Or does it? If you use contractors you need to be aware of changes taking place from 6 April regarding IR35. Luke Menzies, director of Menzies Law, explains.
Know what IR35 is? If not, you’re hardly alone. But if you use contractors you most definitely need to wise up. Here’s why.
Firstly, you need to understand what IR35 is. It refers to HMRC’s policy on how to tax the earnings of individuals who work as a contractor for an organisation, providing their services via their own limited company - which we tend to call a personal services company (PSC). HMRC has an ‘employment status’ test which helps it determine whether a contractor is really an employee in disguise. If so, the employer must deduct tax and NI at source - just like a PAYE employee.

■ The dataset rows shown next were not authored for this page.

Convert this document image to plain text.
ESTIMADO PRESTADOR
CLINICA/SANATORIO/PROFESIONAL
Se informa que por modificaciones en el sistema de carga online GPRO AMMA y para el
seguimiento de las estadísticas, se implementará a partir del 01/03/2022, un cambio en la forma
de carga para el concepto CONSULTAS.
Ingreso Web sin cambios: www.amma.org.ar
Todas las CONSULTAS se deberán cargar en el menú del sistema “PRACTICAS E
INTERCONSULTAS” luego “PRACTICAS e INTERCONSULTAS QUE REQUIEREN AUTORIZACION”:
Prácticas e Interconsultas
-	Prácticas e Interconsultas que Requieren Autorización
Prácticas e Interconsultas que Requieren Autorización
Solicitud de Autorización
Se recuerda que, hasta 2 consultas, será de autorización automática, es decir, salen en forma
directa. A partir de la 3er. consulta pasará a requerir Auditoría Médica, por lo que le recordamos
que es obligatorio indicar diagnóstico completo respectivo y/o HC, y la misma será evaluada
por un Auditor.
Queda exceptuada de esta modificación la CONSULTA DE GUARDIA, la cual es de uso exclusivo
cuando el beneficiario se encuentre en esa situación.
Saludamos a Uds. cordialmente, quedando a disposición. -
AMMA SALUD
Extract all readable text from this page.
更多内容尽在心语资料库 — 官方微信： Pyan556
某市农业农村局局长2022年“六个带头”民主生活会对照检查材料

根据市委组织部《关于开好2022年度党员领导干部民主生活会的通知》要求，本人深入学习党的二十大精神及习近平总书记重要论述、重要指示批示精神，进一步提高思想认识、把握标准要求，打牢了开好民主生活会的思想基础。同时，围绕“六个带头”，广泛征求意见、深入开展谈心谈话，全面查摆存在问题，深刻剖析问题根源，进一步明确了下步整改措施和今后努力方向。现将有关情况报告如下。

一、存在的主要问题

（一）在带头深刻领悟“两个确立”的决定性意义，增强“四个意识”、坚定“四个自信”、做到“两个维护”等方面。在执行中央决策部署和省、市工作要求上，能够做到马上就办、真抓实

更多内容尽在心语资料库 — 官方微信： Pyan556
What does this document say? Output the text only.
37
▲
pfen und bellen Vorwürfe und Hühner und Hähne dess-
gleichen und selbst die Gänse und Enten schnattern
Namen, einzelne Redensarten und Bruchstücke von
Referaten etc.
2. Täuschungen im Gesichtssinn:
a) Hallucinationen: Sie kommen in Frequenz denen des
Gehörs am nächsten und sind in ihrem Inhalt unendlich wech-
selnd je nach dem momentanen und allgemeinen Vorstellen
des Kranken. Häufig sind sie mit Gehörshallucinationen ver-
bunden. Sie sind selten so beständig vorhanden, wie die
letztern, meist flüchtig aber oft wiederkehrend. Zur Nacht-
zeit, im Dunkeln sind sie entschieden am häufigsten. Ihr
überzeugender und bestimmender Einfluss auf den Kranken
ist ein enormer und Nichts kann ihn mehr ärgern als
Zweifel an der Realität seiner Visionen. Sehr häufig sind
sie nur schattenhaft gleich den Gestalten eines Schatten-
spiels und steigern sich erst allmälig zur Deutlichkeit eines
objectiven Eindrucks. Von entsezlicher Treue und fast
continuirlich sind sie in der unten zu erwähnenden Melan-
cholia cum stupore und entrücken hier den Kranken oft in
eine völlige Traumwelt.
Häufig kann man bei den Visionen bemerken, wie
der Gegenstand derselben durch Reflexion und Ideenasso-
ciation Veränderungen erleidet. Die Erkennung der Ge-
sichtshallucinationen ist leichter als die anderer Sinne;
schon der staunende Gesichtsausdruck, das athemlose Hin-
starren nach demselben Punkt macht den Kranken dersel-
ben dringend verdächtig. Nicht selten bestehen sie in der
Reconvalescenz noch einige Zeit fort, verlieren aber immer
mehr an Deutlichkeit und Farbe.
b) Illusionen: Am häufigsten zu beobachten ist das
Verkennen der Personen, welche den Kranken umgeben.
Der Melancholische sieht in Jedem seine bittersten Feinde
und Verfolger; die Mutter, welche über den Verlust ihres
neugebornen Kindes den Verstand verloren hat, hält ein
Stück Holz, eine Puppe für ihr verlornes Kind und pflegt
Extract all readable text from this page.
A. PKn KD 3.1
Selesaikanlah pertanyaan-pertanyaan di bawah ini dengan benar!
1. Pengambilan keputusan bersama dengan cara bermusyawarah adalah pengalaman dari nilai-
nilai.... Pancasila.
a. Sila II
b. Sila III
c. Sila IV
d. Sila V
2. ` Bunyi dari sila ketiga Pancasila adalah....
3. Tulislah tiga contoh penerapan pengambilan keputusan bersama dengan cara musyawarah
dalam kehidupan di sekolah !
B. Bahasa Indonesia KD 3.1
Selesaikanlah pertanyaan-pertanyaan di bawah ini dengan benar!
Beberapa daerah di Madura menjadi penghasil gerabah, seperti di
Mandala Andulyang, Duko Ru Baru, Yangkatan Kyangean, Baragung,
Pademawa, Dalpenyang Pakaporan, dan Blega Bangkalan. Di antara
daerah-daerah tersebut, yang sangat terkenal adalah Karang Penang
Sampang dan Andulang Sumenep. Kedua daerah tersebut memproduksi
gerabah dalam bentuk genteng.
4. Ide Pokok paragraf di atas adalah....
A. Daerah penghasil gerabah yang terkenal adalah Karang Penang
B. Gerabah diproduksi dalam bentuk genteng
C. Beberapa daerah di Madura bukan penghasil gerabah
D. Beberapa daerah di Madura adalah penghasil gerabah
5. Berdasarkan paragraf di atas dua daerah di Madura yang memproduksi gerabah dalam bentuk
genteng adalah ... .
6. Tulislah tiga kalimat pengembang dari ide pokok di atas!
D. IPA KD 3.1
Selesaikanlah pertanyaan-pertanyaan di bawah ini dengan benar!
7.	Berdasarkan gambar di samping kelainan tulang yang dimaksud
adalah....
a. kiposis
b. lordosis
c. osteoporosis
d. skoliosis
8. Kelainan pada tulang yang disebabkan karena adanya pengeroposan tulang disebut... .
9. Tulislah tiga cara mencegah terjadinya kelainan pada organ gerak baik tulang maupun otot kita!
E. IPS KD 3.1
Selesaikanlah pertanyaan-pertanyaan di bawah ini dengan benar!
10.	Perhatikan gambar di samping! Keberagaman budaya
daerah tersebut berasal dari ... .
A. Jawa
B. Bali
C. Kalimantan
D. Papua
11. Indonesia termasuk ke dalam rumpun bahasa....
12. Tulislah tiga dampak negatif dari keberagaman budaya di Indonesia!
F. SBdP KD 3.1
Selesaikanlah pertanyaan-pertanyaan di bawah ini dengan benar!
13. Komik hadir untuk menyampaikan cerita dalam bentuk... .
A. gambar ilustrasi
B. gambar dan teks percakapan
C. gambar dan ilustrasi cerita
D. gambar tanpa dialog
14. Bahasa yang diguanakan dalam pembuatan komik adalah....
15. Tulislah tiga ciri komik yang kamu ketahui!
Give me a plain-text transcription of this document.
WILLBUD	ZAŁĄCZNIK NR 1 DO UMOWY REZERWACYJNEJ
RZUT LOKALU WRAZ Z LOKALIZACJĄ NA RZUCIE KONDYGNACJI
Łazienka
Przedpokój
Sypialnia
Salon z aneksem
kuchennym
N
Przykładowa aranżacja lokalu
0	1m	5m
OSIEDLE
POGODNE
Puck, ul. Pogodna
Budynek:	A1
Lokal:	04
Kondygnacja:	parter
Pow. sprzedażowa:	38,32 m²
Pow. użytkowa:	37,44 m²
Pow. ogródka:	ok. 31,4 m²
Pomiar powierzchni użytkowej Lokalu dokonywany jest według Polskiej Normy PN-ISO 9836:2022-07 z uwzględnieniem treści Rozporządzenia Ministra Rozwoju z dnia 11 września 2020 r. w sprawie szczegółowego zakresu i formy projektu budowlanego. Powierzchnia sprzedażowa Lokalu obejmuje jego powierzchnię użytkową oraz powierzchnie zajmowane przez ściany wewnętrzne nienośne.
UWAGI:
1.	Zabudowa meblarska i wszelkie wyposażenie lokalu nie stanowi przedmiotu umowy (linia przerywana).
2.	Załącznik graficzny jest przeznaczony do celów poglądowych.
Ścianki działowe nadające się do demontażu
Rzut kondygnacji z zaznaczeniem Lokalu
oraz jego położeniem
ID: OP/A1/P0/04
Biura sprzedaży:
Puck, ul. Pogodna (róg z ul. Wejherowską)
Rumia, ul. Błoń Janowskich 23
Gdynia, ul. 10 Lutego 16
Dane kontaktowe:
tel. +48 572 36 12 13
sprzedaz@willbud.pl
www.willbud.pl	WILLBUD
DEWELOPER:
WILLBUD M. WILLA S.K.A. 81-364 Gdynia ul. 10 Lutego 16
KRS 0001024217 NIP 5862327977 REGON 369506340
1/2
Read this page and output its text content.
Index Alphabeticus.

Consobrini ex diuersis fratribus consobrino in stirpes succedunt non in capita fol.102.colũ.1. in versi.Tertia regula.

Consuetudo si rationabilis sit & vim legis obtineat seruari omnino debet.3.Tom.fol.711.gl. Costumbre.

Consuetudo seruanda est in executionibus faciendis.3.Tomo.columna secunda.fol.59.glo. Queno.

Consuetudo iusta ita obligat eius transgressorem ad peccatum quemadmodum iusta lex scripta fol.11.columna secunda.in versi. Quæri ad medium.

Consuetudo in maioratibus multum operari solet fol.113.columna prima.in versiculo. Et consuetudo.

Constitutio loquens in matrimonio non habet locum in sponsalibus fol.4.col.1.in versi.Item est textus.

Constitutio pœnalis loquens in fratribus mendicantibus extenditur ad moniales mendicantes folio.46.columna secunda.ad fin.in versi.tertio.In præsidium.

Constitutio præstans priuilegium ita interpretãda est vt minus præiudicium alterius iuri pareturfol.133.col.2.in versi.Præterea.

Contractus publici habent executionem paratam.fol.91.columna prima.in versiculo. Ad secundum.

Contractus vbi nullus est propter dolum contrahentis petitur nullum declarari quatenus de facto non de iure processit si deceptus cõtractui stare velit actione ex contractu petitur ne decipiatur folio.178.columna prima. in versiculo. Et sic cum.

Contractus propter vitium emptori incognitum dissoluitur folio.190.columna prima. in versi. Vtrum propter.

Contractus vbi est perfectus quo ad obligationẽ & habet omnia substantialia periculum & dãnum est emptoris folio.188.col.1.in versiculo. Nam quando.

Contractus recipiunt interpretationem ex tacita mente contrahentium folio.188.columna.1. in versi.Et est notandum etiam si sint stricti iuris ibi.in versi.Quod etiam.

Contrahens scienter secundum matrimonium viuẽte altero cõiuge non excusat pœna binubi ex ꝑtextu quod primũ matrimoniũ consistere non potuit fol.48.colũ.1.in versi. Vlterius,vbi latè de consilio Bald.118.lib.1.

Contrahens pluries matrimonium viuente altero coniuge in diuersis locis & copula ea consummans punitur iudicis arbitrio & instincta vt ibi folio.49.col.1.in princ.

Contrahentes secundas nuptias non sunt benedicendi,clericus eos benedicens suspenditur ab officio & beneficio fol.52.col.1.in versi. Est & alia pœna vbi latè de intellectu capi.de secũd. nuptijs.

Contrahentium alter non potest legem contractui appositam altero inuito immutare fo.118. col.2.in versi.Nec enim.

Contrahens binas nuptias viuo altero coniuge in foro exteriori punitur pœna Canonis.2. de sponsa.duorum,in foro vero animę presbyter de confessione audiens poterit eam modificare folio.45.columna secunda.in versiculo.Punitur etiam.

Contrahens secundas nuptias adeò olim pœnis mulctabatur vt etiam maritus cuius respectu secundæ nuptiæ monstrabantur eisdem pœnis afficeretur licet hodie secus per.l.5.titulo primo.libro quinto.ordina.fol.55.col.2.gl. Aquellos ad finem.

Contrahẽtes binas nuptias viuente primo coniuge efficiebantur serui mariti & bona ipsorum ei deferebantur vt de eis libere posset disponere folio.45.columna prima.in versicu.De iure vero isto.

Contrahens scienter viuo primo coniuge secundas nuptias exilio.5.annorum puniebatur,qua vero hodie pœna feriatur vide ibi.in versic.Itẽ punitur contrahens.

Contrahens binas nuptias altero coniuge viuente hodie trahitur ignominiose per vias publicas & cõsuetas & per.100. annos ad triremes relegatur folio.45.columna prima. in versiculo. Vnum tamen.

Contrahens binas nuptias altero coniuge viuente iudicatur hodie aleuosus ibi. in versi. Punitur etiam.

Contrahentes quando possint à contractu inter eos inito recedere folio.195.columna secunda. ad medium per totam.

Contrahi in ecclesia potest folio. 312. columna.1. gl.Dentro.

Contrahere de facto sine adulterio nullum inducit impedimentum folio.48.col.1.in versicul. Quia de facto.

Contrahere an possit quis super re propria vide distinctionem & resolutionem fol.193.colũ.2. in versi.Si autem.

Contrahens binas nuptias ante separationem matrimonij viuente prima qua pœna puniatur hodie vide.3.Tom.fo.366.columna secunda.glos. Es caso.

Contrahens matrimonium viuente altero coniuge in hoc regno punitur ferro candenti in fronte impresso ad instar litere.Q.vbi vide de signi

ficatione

IR35 itself is hardly new - it came into force in 2000 following a period in the 1990s when it became fashionable within the IT industry for self-employed contractors to work via a PSC. IR35 was HMRC’s response to this trend. It says that if HMRC looks at the contractor situation and, apart from the existence of the PSC, the contractor would otherwise meet their ‘employee in disguise’ test, then the contractor must have tax and NI deducted from their pay.
Nowadays, there are tens of thousands contractors working through PSCs, and they have had 20 years to come up with clever ways of putting terms into their B2B contracts with their ‘employers’ to try to out-manoeuvre IR35. HMRC is missing out on several billions in lost tax. Many of these contractors are in roles that most reasonable people would see as really being employee roles. There isn’t room here to explore the various legal tests for whether a contractor is an employee in disguise, but in my experience, around 75% of contractors working through a PSC within someone else’s business are probably employees in disguise. However, HMRC has simply not had the resources to check and challenge all these relationships, so many have got away with a situation that may be really stretching the notion of self-employment to the very limit of honesty and good sense - and beyond.
What’s about to change?
As of 6 April 2020 the ‘employer’ (i.e. the client of the contractor) of larger businesses becomes responsible for scrutinising in detail each of its contractor relationships where there is a PSC, and is liable for deducting tax and NI at source if the it thinks the relationship does actually come within IR35.
The way that the new rules and liabilities are set up, the ‘employer’ becomes the tax inspector.
‘Employers’ now need to be cautious about the risk of making a wrong assessment. The low-risk option is to assume that the contractor is within IR35, and so to deduct tax and NI. At this point, it becomes fairly pointless for the contractor to continue working as a contractor - they may as well become an employee and benefit from pension, employment rights, etc. Many employers can see this, and so are cutting to the chase by insisting that those who look like they are within IR35 must in fact become employees, whether they like it or not. From the employer’s point of view, this then normalises the relationship, de-risking it.
This new tax inspector role will not apply to small businesses that have at least two of the following characteristics: an annual turnover not exceeding £10.2m; a balance sheet total not exceeding £5.1m; and/or an average of not more than 50 employees over a year.
If you don’t fall within that small employer exemption, then it’s time to immediately check whether you have any contractors who might come within IR35.
The good news is that HMRC has recently announced that the new ‘tax inspector’ rule will only apply to new contractor relationships starting on 6 April 2020 or later, so your current contractors will not technically be covered. However, it’s still very much worthwhile looking at all your contractors now and being clear on where your risks may lie.
As with many developments in law and tax, this change is likely to have some mission-creep, and I suspect HMRC is going to be looking in greater scrutiny at all your existing self-employed contractors, whether or not IR35 could apply to them and whether or not they operate via a PSC. The tectonic plates are clearly shifting. My strong advice is that it’s time to review your contractor relationships and assess your risks.